The authors developed a computerized algorithm that estimates ‘who transmits to whom’—that is, the likeliest transmission paths during an outbreak of person-to-person transmitted illness. This algorithm uses basic information about natural history of the disease, population structure, and chronology of observed symptoms. To assess the algorithm efficacy, the authors built a simulator with parameters describing the disease and the population to simulate random outbreaks of influenza. The algorithm's performance was compared with three reference methods that simulated how human operators would handle such situations. For any size of outbreak, the algorithm outperformed the reference methods and provided a higher proportion of cases for whom the source subject who transmitted infection was identified. The authors also illustrated applicability of the algorithm for describing outbreaks of influenza in nursing homes. The use of this algorithm to draw transmission maps in investigations of outbreaks with person-to-person transmitted agents could potentially guide public health measures regarding the control of such outbreaks.

Introduction

A timely investigation of an outbreak is critical in order to implement the most appropriate control measures. The investigation is based on a descriptive and analytical phase, which includes describing cases by time, place, and characteristics of infected subjects. Traditionally, the time course of an outbreak is depicted by drawing a histogram of the number of cases by their dates of onset: the epidemic curve. The epidemic curve provides information on the transmission pattern of the outbreak and helps identify the incubation period.1 In outbreaks of person-to-person transmitted agents, a more detailed analysis can be accomplished by drawing a chart where each case is represented in time, together with main related events, including contacts with other cases. This representation is sometimes called a transmission map2 and can be particularly useful when the outbreak occurs in closed environments. A transmission map will reveal when interhuman transmission might have been possible and eventually will help identify individuals still contagious during the time of the investigation.

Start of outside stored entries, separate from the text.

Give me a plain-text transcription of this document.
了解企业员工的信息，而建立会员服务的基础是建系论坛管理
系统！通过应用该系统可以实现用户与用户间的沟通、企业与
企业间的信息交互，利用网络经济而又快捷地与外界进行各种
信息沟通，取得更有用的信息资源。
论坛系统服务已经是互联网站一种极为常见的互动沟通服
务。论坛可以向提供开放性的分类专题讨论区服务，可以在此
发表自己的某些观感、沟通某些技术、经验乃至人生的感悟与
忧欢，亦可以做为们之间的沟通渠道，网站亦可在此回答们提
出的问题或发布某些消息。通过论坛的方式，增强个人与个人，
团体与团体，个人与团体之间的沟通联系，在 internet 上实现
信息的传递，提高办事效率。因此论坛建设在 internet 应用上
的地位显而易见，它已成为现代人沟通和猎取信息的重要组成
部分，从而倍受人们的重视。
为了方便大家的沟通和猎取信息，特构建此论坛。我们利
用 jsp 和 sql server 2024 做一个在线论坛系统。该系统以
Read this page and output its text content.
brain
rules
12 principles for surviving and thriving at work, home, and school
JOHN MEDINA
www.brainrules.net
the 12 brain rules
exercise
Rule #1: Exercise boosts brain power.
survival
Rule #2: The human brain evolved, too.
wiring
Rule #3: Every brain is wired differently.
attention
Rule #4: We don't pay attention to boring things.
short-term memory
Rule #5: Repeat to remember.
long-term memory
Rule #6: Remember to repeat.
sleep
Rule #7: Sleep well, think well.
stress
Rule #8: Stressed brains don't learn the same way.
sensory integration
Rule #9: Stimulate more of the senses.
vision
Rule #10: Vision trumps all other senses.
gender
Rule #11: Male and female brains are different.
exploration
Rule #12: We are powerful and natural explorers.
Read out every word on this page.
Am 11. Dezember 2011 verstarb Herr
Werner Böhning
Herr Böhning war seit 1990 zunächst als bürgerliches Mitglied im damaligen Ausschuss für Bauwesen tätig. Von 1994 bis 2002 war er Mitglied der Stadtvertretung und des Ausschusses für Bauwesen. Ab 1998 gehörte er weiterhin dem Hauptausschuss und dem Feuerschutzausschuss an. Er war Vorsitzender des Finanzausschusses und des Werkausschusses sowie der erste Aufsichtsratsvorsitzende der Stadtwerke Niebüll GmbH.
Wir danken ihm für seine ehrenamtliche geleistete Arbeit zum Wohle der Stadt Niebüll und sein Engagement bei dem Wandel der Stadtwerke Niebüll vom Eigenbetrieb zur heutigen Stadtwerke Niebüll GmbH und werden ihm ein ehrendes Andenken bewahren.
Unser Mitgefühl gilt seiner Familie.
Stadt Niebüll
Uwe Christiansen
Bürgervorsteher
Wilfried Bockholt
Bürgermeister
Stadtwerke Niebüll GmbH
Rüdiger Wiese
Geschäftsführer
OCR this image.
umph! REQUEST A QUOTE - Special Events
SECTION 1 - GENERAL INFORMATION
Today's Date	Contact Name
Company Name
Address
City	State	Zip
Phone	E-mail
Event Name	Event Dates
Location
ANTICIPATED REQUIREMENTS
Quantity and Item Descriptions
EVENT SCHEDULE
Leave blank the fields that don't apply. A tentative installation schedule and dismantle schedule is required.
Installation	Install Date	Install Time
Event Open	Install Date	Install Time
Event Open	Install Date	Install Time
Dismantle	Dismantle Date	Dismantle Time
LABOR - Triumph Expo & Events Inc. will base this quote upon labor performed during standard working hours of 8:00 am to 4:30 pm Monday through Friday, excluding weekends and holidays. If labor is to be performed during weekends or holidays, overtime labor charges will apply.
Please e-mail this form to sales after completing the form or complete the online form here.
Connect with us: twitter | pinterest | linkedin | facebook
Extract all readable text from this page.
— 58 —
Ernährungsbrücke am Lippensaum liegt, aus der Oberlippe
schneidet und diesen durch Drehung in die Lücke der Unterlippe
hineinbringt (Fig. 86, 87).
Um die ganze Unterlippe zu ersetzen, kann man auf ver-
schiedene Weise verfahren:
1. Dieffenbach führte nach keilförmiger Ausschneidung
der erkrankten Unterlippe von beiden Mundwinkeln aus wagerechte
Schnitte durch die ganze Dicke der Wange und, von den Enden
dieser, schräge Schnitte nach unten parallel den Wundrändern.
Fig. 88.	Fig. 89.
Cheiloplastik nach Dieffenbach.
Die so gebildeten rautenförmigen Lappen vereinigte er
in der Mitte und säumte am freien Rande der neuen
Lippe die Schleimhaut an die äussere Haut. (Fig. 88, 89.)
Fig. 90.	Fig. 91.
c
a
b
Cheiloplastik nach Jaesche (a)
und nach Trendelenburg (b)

Computerized algorithms have been developed in the hospital setting to help epidemiologists or infection control specialists in detecting and investigating outbreaks, and included expert systems to detect and report nosocomial infections3 4 and predictive models to identify patients at high risk for colonization or infection with an antibiotic-resistant pathogen.5 In the community setting, a huge amount has been published regarding the use of computerised algorithm to detect and track the spread of infectious diseases.6–11

However, we are not aware of a tool that helps identify ‘who transmits to whom’ during an outbreak and to draw the likeliest pathway of transmission between individuals. This information may have important implications for outbreaks monitoring and control.

Material and methods

Our work aimed at identifying transmissions of an infectious agent during an outbreak and building the chronology of these transmissions. We developed a computerized algorithm (hereafter named the WTW algorithm) that estimates the likeliest transmission path among subjects and the dates of transmission. The WTW algorithm uses basic information about natural history of the disease, and a dataset describing the population structure and the chronology of observed symptoms.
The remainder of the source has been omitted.